While the three men are speaking, Quatermain tells the other two how he came into possession of a map to the mines. Ten years earlier, he had got an attack of fever on the other side of the desert from the mountains where Solomon's mines were supposed to be located. A Portuguese man named Jose Silvestre stopped by his camp. Before Silvestre began his journey across the great desert, he told Quatermain that if he made it back he would be "the richest man in the world."
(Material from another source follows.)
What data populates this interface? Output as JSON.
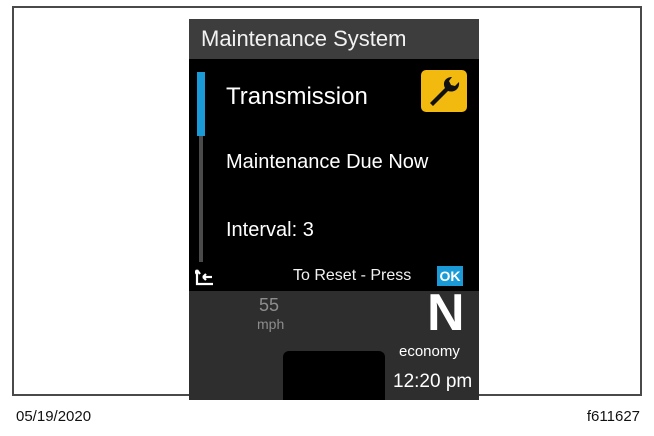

A week later, as Quatermain was recovering from his fever, Silvestre crawled out of the desert, parched with thirst and almost dead. Quatermain gave him water and milk and put him to rest in his tent. Early the next morning, realizing that he was dying, Silvestre gave the map to Quatermain. The map and writing were made by Silvestre's ancestor, Jose da Silvestra, three hundred years earlier, and Silvestre had spent years figuring out their meaning. Da Silvestra, after seeing "countless diamonds stored in Solomon's treasure chamber," died on the mountains where the mines are located, and his slave found his body and brought back the map and the note, which were eventually passed down to Silvestre.